The Rouge is also the production facility for the Mustang, and has had this distinction since the first pony car was produced in 1964.
Not only will the Dearborn facility add another page in Ford's history with the F-150, it is destined to become the benchmark of partnership between environment and industry.
Ford planners decided early on that not only should this new facility encompass the most modern of manufacturing methods, it would also incorporate the latest in environmental mediation methods. All on an existing industrial site, one that will not gobble up greenbelt but increases it.
The idea of restoring flora and fauna around a manufacturing facility isn't new, and by many standards isn't earth-shattering. But, by implementing these initiatives on an existing 85-year-old industrial site, Ford's plan for the Rouge Center is innovative. While it may seem small in size, Ford hopes that this will be the first building block for an initiative that will become much larger.
As the plans for the new building began to take form, Ford realized that there would be acres of roof area that in turn would produce millions of gallons of rainwater runoff. Ford had to find a way to minimize the effect of this water. Starting with 10 acres of roof surface, Ford has planted a "lawn" of low-growing sedum, which is able to absorb 4 million gallons of rainwater each year. This will reduce water runoff tremendously.
The living roof is expected to last twice as long as a conventional roof, thereby saving millions of dollars in replacement costs. The multilayered living roof will insulate the building, providing an estimated 5 percent reduction of energy use, in summer and winter.

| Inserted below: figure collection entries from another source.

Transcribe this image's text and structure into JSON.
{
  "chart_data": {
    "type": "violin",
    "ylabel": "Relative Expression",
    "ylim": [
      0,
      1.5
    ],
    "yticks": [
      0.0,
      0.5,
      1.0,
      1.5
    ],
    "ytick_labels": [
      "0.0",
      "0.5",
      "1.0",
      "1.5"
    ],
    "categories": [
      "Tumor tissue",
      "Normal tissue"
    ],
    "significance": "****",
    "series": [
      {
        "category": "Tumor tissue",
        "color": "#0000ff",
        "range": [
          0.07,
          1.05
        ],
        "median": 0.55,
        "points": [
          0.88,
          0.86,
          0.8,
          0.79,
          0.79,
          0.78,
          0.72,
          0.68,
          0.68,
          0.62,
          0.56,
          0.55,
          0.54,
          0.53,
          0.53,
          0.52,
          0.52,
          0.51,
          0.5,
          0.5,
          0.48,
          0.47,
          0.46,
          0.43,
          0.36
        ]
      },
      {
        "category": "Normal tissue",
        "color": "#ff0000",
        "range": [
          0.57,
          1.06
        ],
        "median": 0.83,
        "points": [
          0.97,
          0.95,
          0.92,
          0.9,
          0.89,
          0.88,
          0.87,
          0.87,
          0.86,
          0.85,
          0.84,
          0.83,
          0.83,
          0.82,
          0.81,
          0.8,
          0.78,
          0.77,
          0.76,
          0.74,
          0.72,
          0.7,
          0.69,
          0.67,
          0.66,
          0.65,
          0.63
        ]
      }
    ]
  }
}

The use of sedum makes a green lawn that is nearly maintenance-free. Once mature, the sedum will provide a meadow of flowers in many colors that will attract insects and birds.
The living roof is just the beginning. Instead of following the standard landscaping method of ripping out native plants and planting nonnative plants, Ford is planting native plants that actually clean the environment.
Through the biological process of phytoremediation the plants remove and break down byproducts of years of steel manufacturing. These plants actually "eat" contaminates, thereby cleaning tainted soil.
Making up one of the nation's largest porous parking lots, 16 acres of the Rouge Center will allow rain and snow to seep into underground rock beds, where it will be filtered by the soil and directed to wetlands.
This will not only reduce runoff, but also filter the water before it flows into the wetlands to make new homes for wildlife.
Impressed with the project, the Wildlife Habitat Council has designated 600 acres of the Rouge Center as a wildlife habitat.
According to Wildlife Habitat Council Executive Vice President Bob Johnson, "Ford is a leader in trying these technologies. … using plants and vegetation to restore contaminated urban land for reuse." With the use of these techniques the area surrounding the Rouge Center is becoming a habitat for songbirds, animals and pollinating insects that not only return something to the land and air, but gives the employees a whole different outlook on their working environment.
We see many corporations making attempts to lessen the effect of their facilities.
With the programs Ford has put into place at this facility, it is proving that even when the future looks the darkest, it can turn to a bright and colorful outlook with just a little insight and innovation.
It is good to see corporations, employees and communities working together to improve the environment in which they live, while retaining the history of the site.